A few purple flowers, apparently freshly plucked, lay haphazardly in front of it.

“Aaahhhh! It must be a ghost, a cursed child of the forest god! We must flee, Vikir! You go first, I’ll be right behind you! Awww, my legs are weak……!”

Aiyen was shaking and sobbing.

Vikir smiled wryly at the sight of the child he hadn’t seen in the past two years of living together.

But aside from that, she felt like she needed to know who this child was.

“I can recognize the last of the Rococo tribe.”

Vikir walked forward and sat down in front of the child, bringing them to eye level.

The girl flinched as if frightened, but she didn’t avoid Bikir’s hand on her head.

“Who are you?”


Vikir asked, but the girl didn’t answer, just shook her head.

Vikir asked a few more times, but the child didn’t answer.

Instead, it listed a few words in a stuttering tone.

“Rococo. Slave. Kitchen slave.”

The words were a clumsy mix of rococo and imperial.

Vikir couldn’t help but think of context in the string of words.

“So you were a slave in the Rococo. What’s your name?”

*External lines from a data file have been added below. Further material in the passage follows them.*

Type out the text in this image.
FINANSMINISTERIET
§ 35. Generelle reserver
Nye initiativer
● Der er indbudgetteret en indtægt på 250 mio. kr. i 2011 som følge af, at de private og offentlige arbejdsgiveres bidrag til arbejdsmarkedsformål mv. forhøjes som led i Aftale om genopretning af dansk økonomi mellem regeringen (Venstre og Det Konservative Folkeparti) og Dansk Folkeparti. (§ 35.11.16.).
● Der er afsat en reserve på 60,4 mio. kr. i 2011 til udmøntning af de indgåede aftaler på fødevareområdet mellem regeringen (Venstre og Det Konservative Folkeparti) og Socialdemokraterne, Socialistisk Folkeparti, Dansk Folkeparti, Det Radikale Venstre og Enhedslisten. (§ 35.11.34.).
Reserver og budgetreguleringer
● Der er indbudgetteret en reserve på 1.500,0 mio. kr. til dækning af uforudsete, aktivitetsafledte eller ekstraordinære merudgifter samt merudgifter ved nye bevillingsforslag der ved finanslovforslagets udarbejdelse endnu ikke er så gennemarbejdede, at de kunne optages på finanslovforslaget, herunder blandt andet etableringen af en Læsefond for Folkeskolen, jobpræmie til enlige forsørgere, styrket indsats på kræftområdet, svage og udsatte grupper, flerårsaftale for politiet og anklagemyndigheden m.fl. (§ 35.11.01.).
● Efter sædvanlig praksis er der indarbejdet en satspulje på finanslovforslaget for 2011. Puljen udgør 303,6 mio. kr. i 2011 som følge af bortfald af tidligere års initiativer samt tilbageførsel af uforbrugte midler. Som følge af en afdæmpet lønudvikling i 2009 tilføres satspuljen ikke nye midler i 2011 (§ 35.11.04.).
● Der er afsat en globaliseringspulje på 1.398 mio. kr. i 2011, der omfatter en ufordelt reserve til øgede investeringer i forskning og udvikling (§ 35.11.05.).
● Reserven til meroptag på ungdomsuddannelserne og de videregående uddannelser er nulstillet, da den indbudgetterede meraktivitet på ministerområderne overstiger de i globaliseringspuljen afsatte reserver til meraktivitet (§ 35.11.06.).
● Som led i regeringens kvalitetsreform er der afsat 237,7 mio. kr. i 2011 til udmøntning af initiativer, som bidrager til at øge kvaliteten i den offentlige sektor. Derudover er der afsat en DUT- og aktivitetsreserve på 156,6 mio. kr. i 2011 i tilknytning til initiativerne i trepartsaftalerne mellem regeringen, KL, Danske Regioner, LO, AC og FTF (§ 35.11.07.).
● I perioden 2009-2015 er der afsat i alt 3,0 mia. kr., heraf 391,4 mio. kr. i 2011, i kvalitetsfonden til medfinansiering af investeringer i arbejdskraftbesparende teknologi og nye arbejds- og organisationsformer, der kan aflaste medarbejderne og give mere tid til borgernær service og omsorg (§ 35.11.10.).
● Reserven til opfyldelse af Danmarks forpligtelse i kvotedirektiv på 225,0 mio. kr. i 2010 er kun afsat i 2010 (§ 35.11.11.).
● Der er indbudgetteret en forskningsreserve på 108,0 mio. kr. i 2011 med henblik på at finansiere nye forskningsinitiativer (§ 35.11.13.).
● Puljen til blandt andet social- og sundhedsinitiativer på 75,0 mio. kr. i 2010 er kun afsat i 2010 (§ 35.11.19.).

Bikir nodded at the girl’s answer.

“Your mother must have given you an imperial name.

Pomerian wasn’t a very common name, but it wasn’t a very difficult one either.

Either way, it was clear that the girl was from the Empire.

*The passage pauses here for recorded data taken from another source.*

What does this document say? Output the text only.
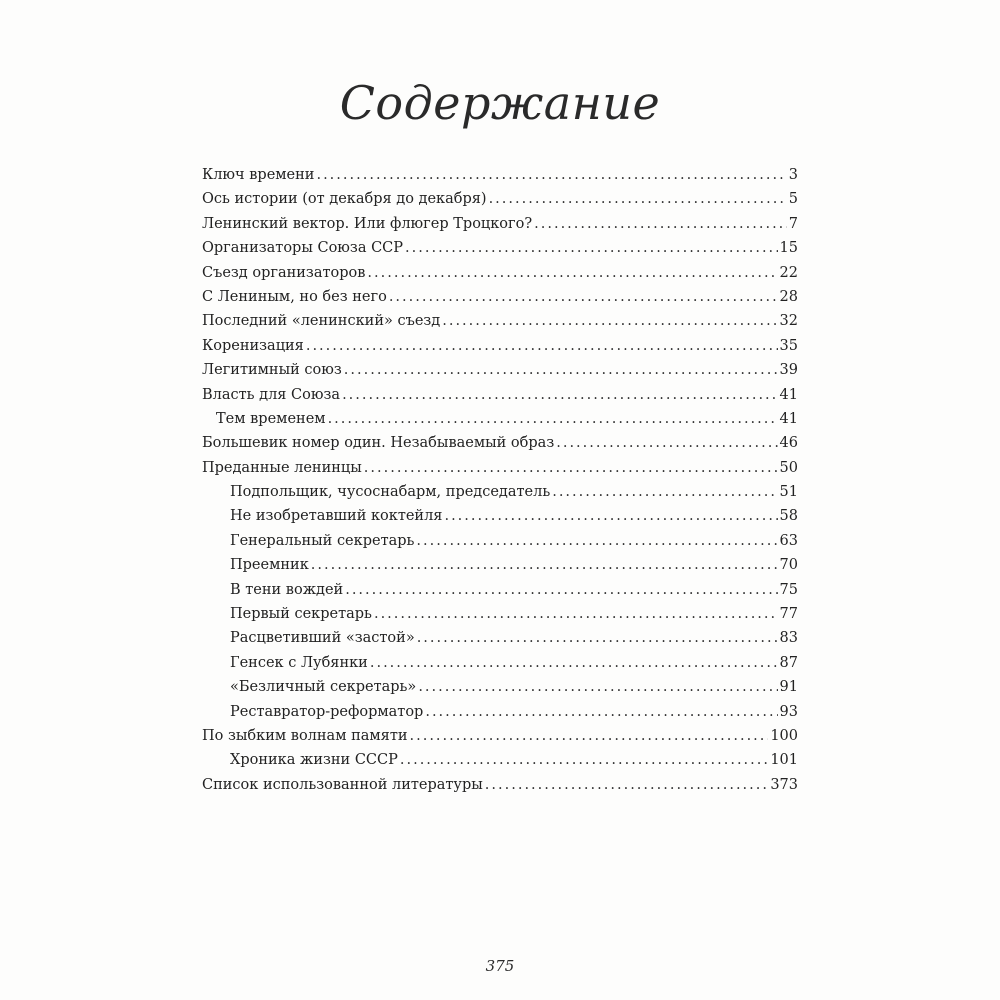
Содержание
Ключ времени .....	3
Ось истории (от декабря до декабря) .....	5
Ленинский вектор. Или флюгер Троцкого? .....	7
Организаторы Союза ССР .....	15
Съезд организаторов .....	22
С Лениным, но без него .....	28
Последний «ленинский» съезд .....	32
Коренизация .....	35
Легитимный союз .....	39
Власть для Союза .....	41
Тем временем .....	41
Большевик номер один. Незабываемый образ .....	46
Преданные ленинцы .....	50
Подпольщик, чусоснабарм, председатель .....	51
Не изобретавший коктейля .....	58
Генеральный секретарь .....	63
Преемник .....	70
В тени вождей .....	75
Первый секретарь .....	77
Расцветивший «застой» .....	83
Генсек с Лубянки .....	87
«Безличный секретарь» .....	91
Реставратор-реформатор .....	93
По зыбким волнам памяти .....	100
Хроника жизни СССР .....	101
Список использованной литературы .....	373
375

Without further delay, Vikir moved on to the next topic.

He was just about to ask what had happened to the Rococo tribe.

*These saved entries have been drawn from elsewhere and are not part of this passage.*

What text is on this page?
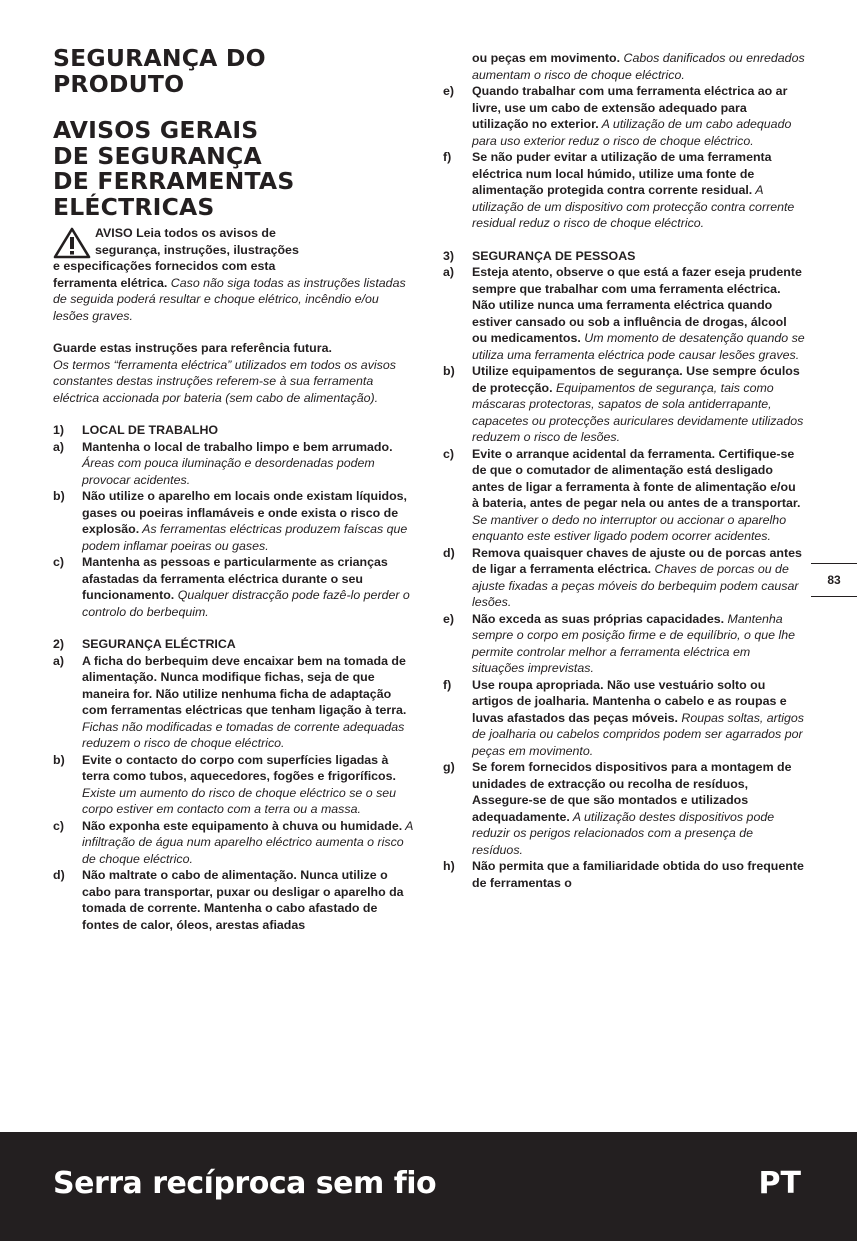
SEGURANÇA DO
PRODUTO
AVISOS GERAIS
DE SEGURANÇA
DE FERRAMENTAS
ELÉCTRICAS

AVISO Leia todos os avisos de

segurança, instruções, ilustrações

e especificações fornecidos com esta

ferramenta elétrica. Caso não siga todas as instruções listadas de seguida poderá resultar e choque elétrico, incêndio e/ou lesões graves.

Guarde estas instruções para referência futura.

Os termos “ferramenta eléctrica” utilizados em todos os avisos constantes destas instruções referem-se à sua ferramenta eléctrica accionada por bateria (sem cabo de alimentação).

1)	LOCAL DE TRABALHO
a)	Mantenha o local de trabalho limpo e bem arrumado. Áreas com pouca iluminação e desordenadas podem provocar acidentes.
b)	Não utilize o aparelho em locais onde existam líquidos, gases ou poeiras inflamáveis e onde exista o risco de explosão. As ferramentas eléctricas produzem faíscas que podem inflamar poeiras ou gases.
c)	Mantenha as pessoas e particularmente as crianças afastadas da ferramenta eléctrica durante o seu funcionamento. Qualquer distracção pode fazê-lo perder o controlo do berbequim.
2)	SEGURANÇA ELÉCTRICA
a)	A ficha do berbequim deve encaixar bem na tomada de alimentação. Nunca modifique fichas, seja de que maneira for. Não utilize nenhuma ficha de adaptação com ferramentas eléctricas que tenham ligação à terra. Fichas não modificadas e tomadas de corrente adequadas reduzem o risco de choque eléctrico.
b)	Evite o contacto do corpo com superfícies ligadas à terra como tubos, aquecedores, fogões e frigoríficos. Existe um aumento do risco de choque eléctrico se o seu corpo estiver em contacto com a terra ou a massa.
c)	Não exponha este equipamento à chuva ou humidade. A infiltração de água num aparelho eléctrico aumenta o risco de choque eléctrico.
d)	Não maltrate o cabo de alimentação. Nunca utilize o cabo para transportar, puxar ou desligar o aparelho da tomada de corrente. Mantenha o cabo afastado de fontes de calor, óleos, arestas afiadas

ou peças em movimento. Cabos danificados ou enredados aumentam o risco de choque eléctrico.

e)	Quando trabalhar com uma ferramenta eléctrica ao ar livre, use um cabo de extensão adequado para utilização no exterior. A utilização de um cabo adequado para uso exterior reduz o risco de choque eléctrico.
f)	Se não puder evitar a utilização de uma ferramenta eléctrica num local húmido, utilize uma fonte de alimentação protegida contra corrente residual. A utilização de um dispositivo com protecção contra corrente residual reduz o risco de choque eléctrico.
3)	SEGURANÇA DE PESSOAS
a)	Esteja atento, observe o que está a fazer eseja prudente sempre que trabalhar com uma ferramenta eléctrica. Não utilize nunca uma ferramenta eléctrica quando estiver cansado ou sob a influência de drogas, álcool ou medicamentos. Um momento de desatenção quando se utiliza uma ferramenta eléctrica pode causar lesões graves.
b)	Utilize equipamentos de segurança. Use sempre óculos de protecção. Equipamentos de segurança, tais como máscaras protectoras, sapatos de sola antiderrapante, capacetes ou protecções auriculares devidamente utilizados reduzem o risco de lesões.
c)	Evite o arranque acidental da ferramenta. Certifique-se de que o comutador de alimentação está desligado antes de ligar a ferramenta à fonte de alimentação e/ou à bateria, antes de pegar nela ou antes de a transportar. Se mantiver o dedo no interruptor ou accionar o aparelho enquanto este estiver ligado podem ocorrer acidentes.
d)	Remova quaisquer chaves de ajuste ou de porcas antes de ligar a ferramenta eléctrica. Chaves de porcas ou de ajuste fixadas a peças móveis do berbequim podem causar lesões.
e)	Não exceda as suas próprias capacidades. Mantenha sempre o corpo em posição firme e de equilíbrio, o que lhe permite controlar melhor a ferramenta eléctrica em situações imprevistas.
f)	Use roupa apropriada. Não use vestuário solto ou artigos de joalharia. Mantenha o cabelo e as roupas e luvas afastados das peças móveis. Roupas soltas, artigos de joalharia ou cabelos compridos podem ser agarrados por peças em movimento.
g)	Se forem fornecidos dispositivos para a montagem de unidades de extracção ou recolha de resíduos, Assegure-se de que são montados e utilizados adequadamente. A utilização destes dispositivos pode reduzir os perigos relacionados com a presença de resíduos.
h)	Não permita que a familiaridade obtida do uso frequente de ferramentas o
83
Serra recíproca sem fio	PT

The next words out of the girl’s mouth stiffened Vikir’s body.

“…… la Baskerville.”

The moment. Bikir’s body froze as if struck by lightning.

The Baskervilles’ last name, the middle name “La,” which is only given to direct female relatives.

Not many people in the family have been given the middle names Les or La.

Bikir’s eyes widened, and the girl tried to hide behind the barracks’ pillars as if frightened.

No sound escaped her throat for a moment.

That’s what happens when a person is too surprised.

Unable to hide his disbelief, Vikir raised his hand and wiped his face a few times.

After drying his face, he regained his composure.

“Child, come here.”


The girl hid behind a pillar, only peeking her head out.

Vikir wondered what he could do to calm her down.

Just then, Aiyen, who had been in and out of the barracks, threw something at Vikir.

“Hey. There’s this inside. Ew, it’s not cursed, is it?”

Vikir took what Aiyen tossed him.

It was a small pendant made of gold.

The front of the brooch was embossed with the tooth-like symbol of the Baskervilles.

Aiyen remembered the Baskervilles’ emblem from the vial of potion Vikir had given her once.

“Isn’t that your family’s symbol?”


That lent a little more credence to what the girl had said.

Vikir traced his finger across the Baskerville crest on the pendant.

The pendant was made in a style that was quite old, an accessory that could only have been fashionable thirty years ago.


Vikir opened the pendant.

Inside was a small portrait drawn with extreme precision.


Vikir squinted at the portrait.

It depicted a nameless young woman, a young man, and a girl who appeared to be in her early teens.

The young woman had beautiful blonde hair and blue eyes, the young man had the dark hair and red eyes characteristic of the Baskervilles, and the girl in between had dark hair and red eyes as well.

Vikir recognized the young man in the portrait at a glance.

“Hugo le Baskerville! No way!

It was definitely Hugo as a young man.